PIVOD Technology is continuing its expansion into new international markets with several contract wins and plans to undertake a capital raising through a subsidiary later this year.
PIVOD Technology is continuing its expansion into new international markets with several contract wins and plans to undertake a capital raising through a subsidiary later this year.
The news comes on the back of the recent completion of several major projects.
The company, which is currently examining more than 300 potential opportunities, is particularly interested in major projects in Italy, Spain, the US and China.
PIVoD founder and executive chairman Phillip Jenkins said the company is currently negotiating representation in Beijing with a view to tapping into projects that are run at the 50 or more museums and cultural centres in China.
He said while research and development was an ongoing concern, the company would focus on sales and marketing now that its offerings were fully developed
Mr Jenkins remained tight-lipped about the planned capital raising, but said that it would be done through its Melbourne-based subsidiary Media Service Centres Australia.
Funds raised would be used for the Media Service Centre Australia because of the highly capital intensive nature of the business, he ssaid.

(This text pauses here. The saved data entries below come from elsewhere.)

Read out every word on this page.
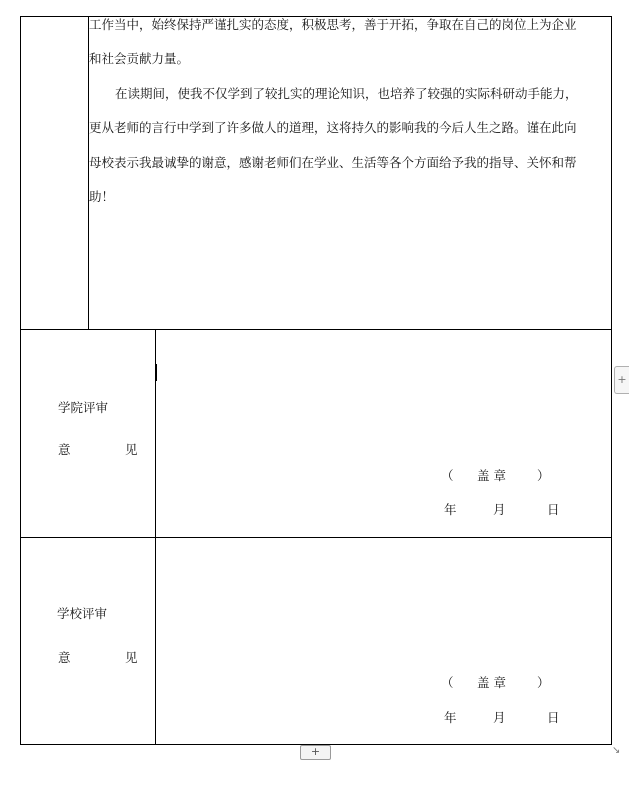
工作当中，始终保持严谨扎实的态度，积极思考，善于开拓，争取在自己的岗位上为企业
和社会贡献力量。
在读期间，使我不仅学到了较扎实的理论知识，也培养了较强的实际科研动手能力，
更从老师的言行中学到了许多做人的道理，这将持久的影响我的今后人生之路。谨在此向
母校表示我最诚挚的谢意，感谢老师们在学业、生活等各个方面给予我的指导、关怀和帮
助！
学院评审
意	见
（ 盖 章 ）
年	月	日
学校评审
意	见
（ 盖 章 ）
年	月	日
+
+	↘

Mr Jenkins said PIVoD had a strong reputation in the niche market of museums and cultural centres with particular expertise in large-scale international audio visual systems.

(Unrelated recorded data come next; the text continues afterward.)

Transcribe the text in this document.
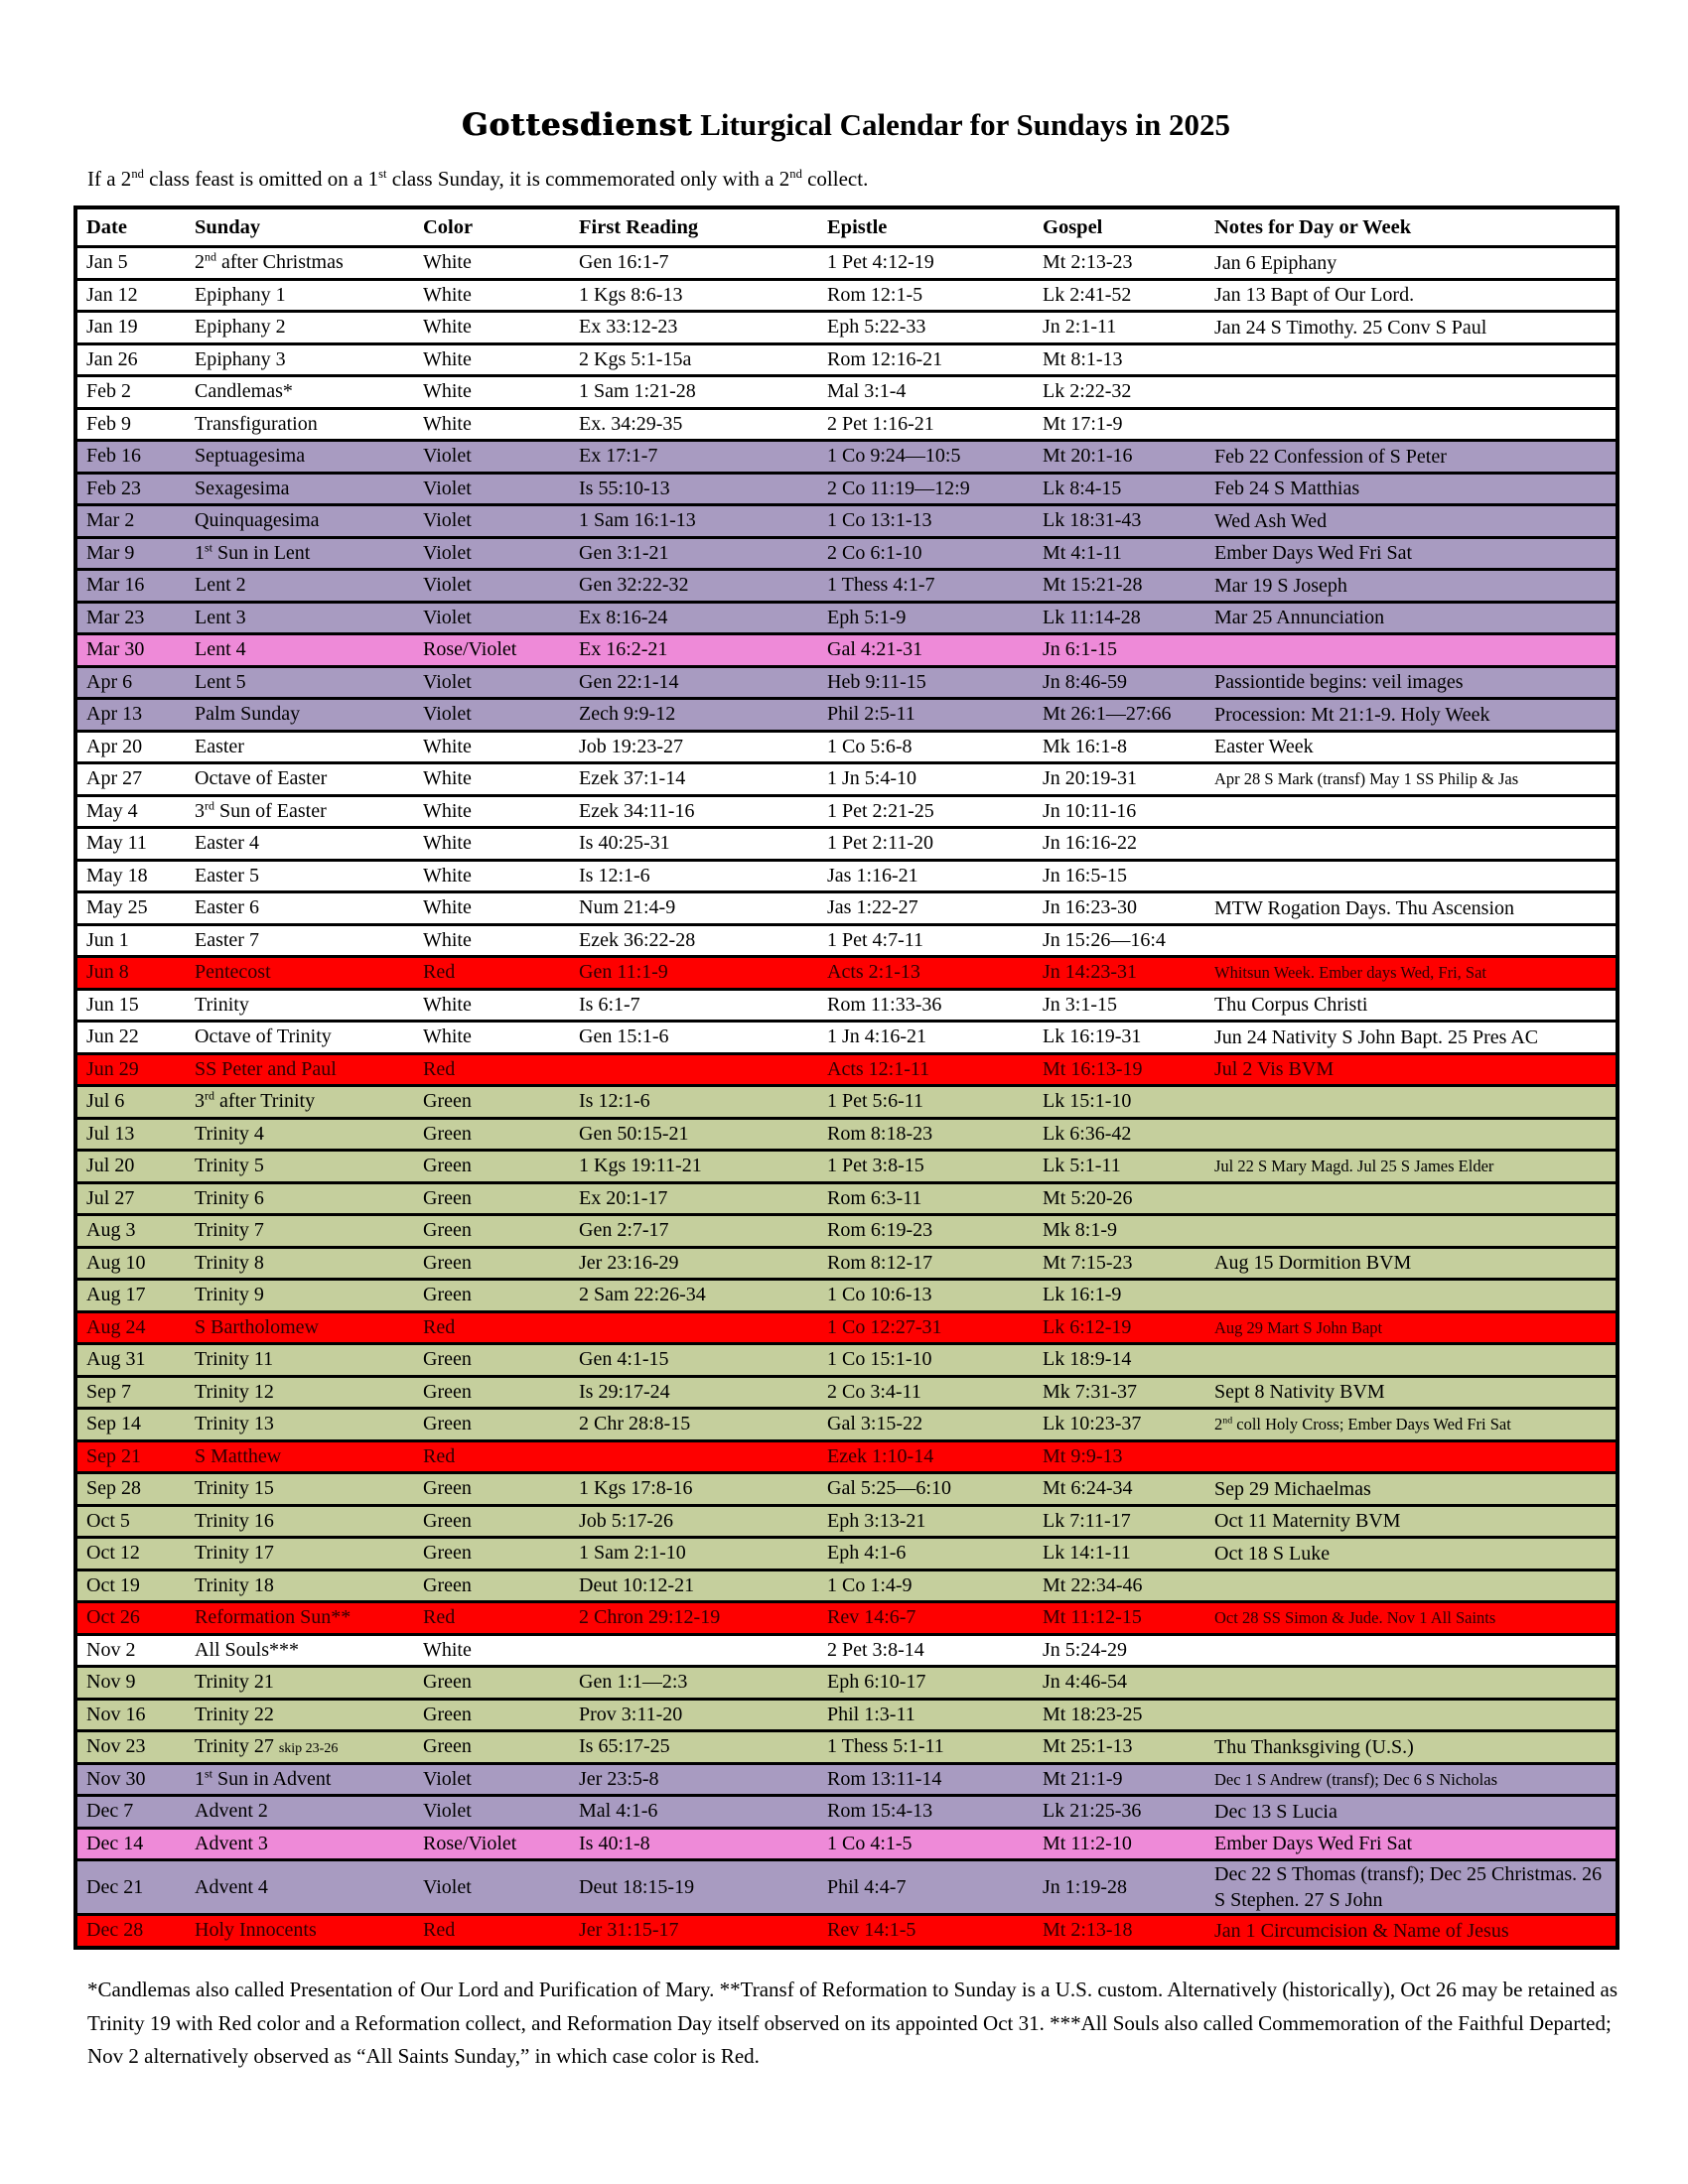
Gottesdienst Liturgical Calendar for Sundays in 2025

If a 2nd class feast is omitted on a 1st class Sunday, it is commemorated only with a 2nd collect.

Date	Sunday	Color	First Reading	Epistle	Gospel	Notes for Day or Week
Jan 5	2nd after Christmas	White	Gen 16:1-7	1 Pet 4:12-19	Mt 2:13-23	Jan 6 Epiphany
Jan 12	Epiphany 1	White	1 Kgs 8:6-13	Rom 12:1-5	Lk 2:41-52	Jan 13 Bapt of Our Lord.
Jan 19	Epiphany 2	White	Ex 33:12-23	Eph 5:22-33	Jn 2:1-11	Jan 24 S Timothy. 25 Conv S Paul
Jan 26	Epiphany 3	White	2 Kgs 5:1-15a	Rom 12:16-21	Mt 8:1-13	
Feb 2	Candlemas*	White	1 Sam 1:21-28	Mal 3:1-4	Lk 2:22-32	
Feb 9	Transfiguration	White	Ex. 34:29-35	2 Pet 1:16-21	Mt 17:1-9	
Feb 16	Septuagesima	Violet	Ex 17:1-7	1 Co 9:24—10:5	Mt 20:1-16	Feb 22 Confession of S Peter
Feb 23	Sexagesima	Violet	Is 55:10-13	2 Co 11:19—12:9	Lk 8:4-15	Feb 24 S Matthias
Mar 2	Quinquagesima	Violet	1 Sam 16:1-13	1 Co 13:1-13	Lk 18:31-43	Wed Ash Wed
Mar 9	1st Sun in Lent	Violet	Gen 3:1-21	2 Co 6:1-10	Mt 4:1-11	Ember Days Wed Fri Sat
Mar 16	Lent 2	Violet	Gen 32:22-32	1 Thess 4:1-7	Mt 15:21-28	Mar 19 S Joseph
Mar 23	Lent 3	Violet	Ex 8:16-24	Eph 5:1-9	Lk 11:14-28	Mar 25 Annunciation
Mar 30	Lent 4	Rose/Violet	Ex 16:2-21	Gal 4:21-31	Jn 6:1-15	
Apr 6	Lent 5	Violet	Gen 22:1-14	Heb 9:11-15	Jn 8:46-59	Passiontide begins: veil images
Apr 13	Palm Sunday	Violet	Zech 9:9-12	Phil 2:5-11	Mt 26:1—27:66	Procession: Mt 21:1-9. Holy Week
Apr 20	Easter	White	Job 19:23-27	1 Co 5:6-8	Mk 16:1-8	Easter Week
Apr 27	Octave of Easter	White	Ezek 37:1-14	1 Jn 5:4-10	Jn 20:19-31	Apr 28 S Mark (transf) May 1 SS Philip & Jas
May 4	3rd Sun of Easter	White	Ezek 34:11-16	1 Pet 2:21-25	Jn 10:11-16	
May 11	Easter 4	White	Is 40:25-31	1 Pet 2:11-20	Jn 16:16-22	
May 18	Easter 5	White	Is 12:1-6	Jas 1:16-21	Jn 16:5-15	
May 25	Easter 6	White	Num 21:4-9	Jas 1:22-27	Jn 16:23-30	MTW Rogation Days. Thu Ascension
Jun 1	Easter 7	White	Ezek 36:22-28	1 Pet 4:7-11	Jn 15:26—16:4	
Jun 8	Pentecost	Red	Gen 11:1-9	Acts 2:1-13	Jn 14:23-31	Whitsun Week. Ember days Wed, Fri, Sat
Jun 15	Trinity	White	Is 6:1-7	Rom 11:33-36	Jn 3:1-15	Thu Corpus Christi
Jun 22	Octave of Trinity	White	Gen 15:1-6	1 Jn 4:16-21	Lk 16:19-31	Jun 24 Nativity S John Bapt. 25 Pres AC
Jun 29	SS Peter and Paul	Red		Acts 12:1-11	Mt 16:13-19	Jul 2 Vis BVM
Jul 6	3rd after Trinity	Green	Is 12:1-6	1 Pet 5:6-11	Lk 15:1-10	
Jul 13	Trinity 4	Green	Gen 50:15-21	Rom 8:18-23	Lk 6:36-42	
Jul 20	Trinity 5	Green	1 Kgs 19:11-21	1 Pet 3:8-15	Lk 5:1-11	Jul 22 S Mary Magd. Jul 25 S James Elder
Jul 27	Trinity 6	Green	Ex 20:1-17	Rom 6:3-11	Mt 5:20-26	
Aug 3	Trinity 7	Green	Gen 2:7-17	Rom 6:19-23	Mk 8:1-9	
Aug 10	Trinity 8	Green	Jer 23:16-29	Rom 8:12-17	Mt 7:15-23	Aug 15 Dormition BVM
Aug 17	Trinity 9	Green	2 Sam 22:26-34	1 Co 10:6-13	Lk 16:1-9	
Aug 24	S Bartholomew	Red		1 Co 12:27-31	Lk 6:12-19	Aug 29 Mart S John Bapt
Aug 31	Trinity 11	Green	Gen 4:1-15	1 Co 15:1-10	Lk 18:9-14	
Sep 7	Trinity 12	Green	Is 29:17-24	2 Co 3:4-11	Mk 7:31-37	Sept 8 Nativity BVM
Sep 14	Trinity 13	Green	2 Chr 28:8-15	Gal 3:15-22	Lk 10:23-37	2nd coll Holy Cross; Ember Days Wed Fri Sat
Sep 21	S Matthew	Red		Ezek 1:10-14	Mt 9:9-13	
Sep 28	Trinity 15	Green	1 Kgs 17:8-16	Gal 5:25—6:10	Mt 6:24-34	Sep 29 Michaelmas
Oct 5	Trinity 16	Green	Job 5:17-26	Eph 3:13-21	Lk 7:11-17	Oct 11 Maternity BVM
Oct 12	Trinity 17	Green	1 Sam 2:1-10	Eph 4:1-6	Lk 14:1-11	Oct 18 S Luke
Oct 19	Trinity 18	Green	Deut 10:12-21	1 Co 1:4-9	Mt 22:34-46	
Oct 26	Reformation Sun**	Red	2 Chron 29:12-19	Rev 14:6-7	Mt 11:12-15	Oct 28 SS Simon & Jude. Nov 1 All Saints
Nov 2	All Souls***	White		2 Pet 3:8-14	Jn 5:24-29	
Nov 9	Trinity 21	Green	Gen 1:1—2:3	Eph 6:10-17	Jn 4:46-54	
Nov 16	Trinity 22	Green	Prov 3:11-20	Phil 1:3-11	Mt 18:23-25	
Nov 23	Trinity 27 skip 23-26	Green	Is 65:17-25	1 Thess 5:1-11	Mt 25:1-13	Thu Thanksgiving (U.S.)
Nov 30	1st Sun in Advent	Violet	Jer 23:5-8	Rom 13:11-14	Mt 21:1-9	Dec 1 S Andrew (transf); Dec 6 S Nicholas
Dec 7	Advent 2	Violet	Mal 4:1-6	Rom 15:4-13	Lk 21:25-36	Dec 13 S Lucia
Dec 14	Advent 3	Rose/Violet	Is 40:1-8	1 Co 4:1-5	Mt 11:2-10	Ember Days Wed Fri Sat
Dec 21	Advent 4	Violet	Deut 18:15-19	Phil 4:4-7	Jn 1:19-28	Dec 22 S Thomas (transf); Dec 25 Christmas. 26 S Stephen. 27 S John
Dec 28	Holy Innocents	Red	Jer 31:15-17	Rev 14:1-5	Mt 2:13-18	Jan 1 Circumcision & Name of Jesus

*Candlemas also called Presentation of Our Lord and Purification of Mary. **Transf of Reformation to Sunday is a U.S. custom. Alternatively (historically), Oct 26 may be retained as Trinity 19 with Red color and a Reformation collect, and Reformation Day itself observed on its appointed Oct 31. ***All Souls also called Commemoration of the Faithful Departed; Nov 2 alternatively observed as “All Saints Sunday,” in which case color is Red.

“We control 65 per cent of the cultural precinct in Melbourne,’ he said.
ACMI, which is located in Melbourne’s Federation Square, is just one of PIVoD’s high profile projects in Victoria.
The company successfully beat tough multinational competition to win the tender that required a fully integrated system to run across a single broadband network.
Worth more than $3 million, the ACMI project is a showcase of the Nedlands-based company’s integrated media platform and involves the integration of video streaming, storage, control and management systems.
ACMI, which runs over four floors in the Alfred Deakin Building “can be likened to running 85 television stations”, Mr Jenkins said.
Steve Pretzel, managing director of Pretzel Logic, a sister company of PIVoD (after being acquired by the company last year following a failed bid by Vianet), said the media platform was a culmination of PIVoD’s research and development.
“The concept of the media platform is that any of those elements can be emphasised or de-emphasised according to user requirements, but it is still using the same technology,” he said.
“For future projects, the same platform can be used but in different configurations.”
Mr Jenkins told WA Business News that PIVoD had just been informed that it had secured a further $325,000 contract to complete the fourth stage of a $2 million project at the Victorian Arts Centre.
The project, he said, involved visual and LED displays that were controlled over an Internet protocol infrastructure.
Another major project for PIVoD is the recently completed large scale $US440,000 project at the Alexandria Museum of Art in Louisiana.
‘The Heart of Spain’ project involved an audio visual exhibit guide, which is run using VisiGuide – an interactive audio visual device developed by PIVoD – and an online component incorporating an educational platform.
Mr Jenkins said the system devised by PIVoD provided more user interactivity than other available systems and that the backend system allowed exhibition organisers to collect and report on data that would be used to improve future projects.
Mr Jenkins said The Heart of Spain exhibition would provide an ideal reference site for tapping into future projects in the US – an industry he estimated to be worth more than $US4 billion a year.
Mr Jenkins said the company had to be innovative to win projects and that operating in Perth was no barrier to success in other markets.
“We work a lot better in Perth on a smaller budget [than some overseas competitors],” he said.
“We’re a pretty well run company.
“We have grown out of the profit of the company, which makes us far better as a business because we’ve had to grow within the parameters of the company.
“There is no reason why we can’t be the best in the world.”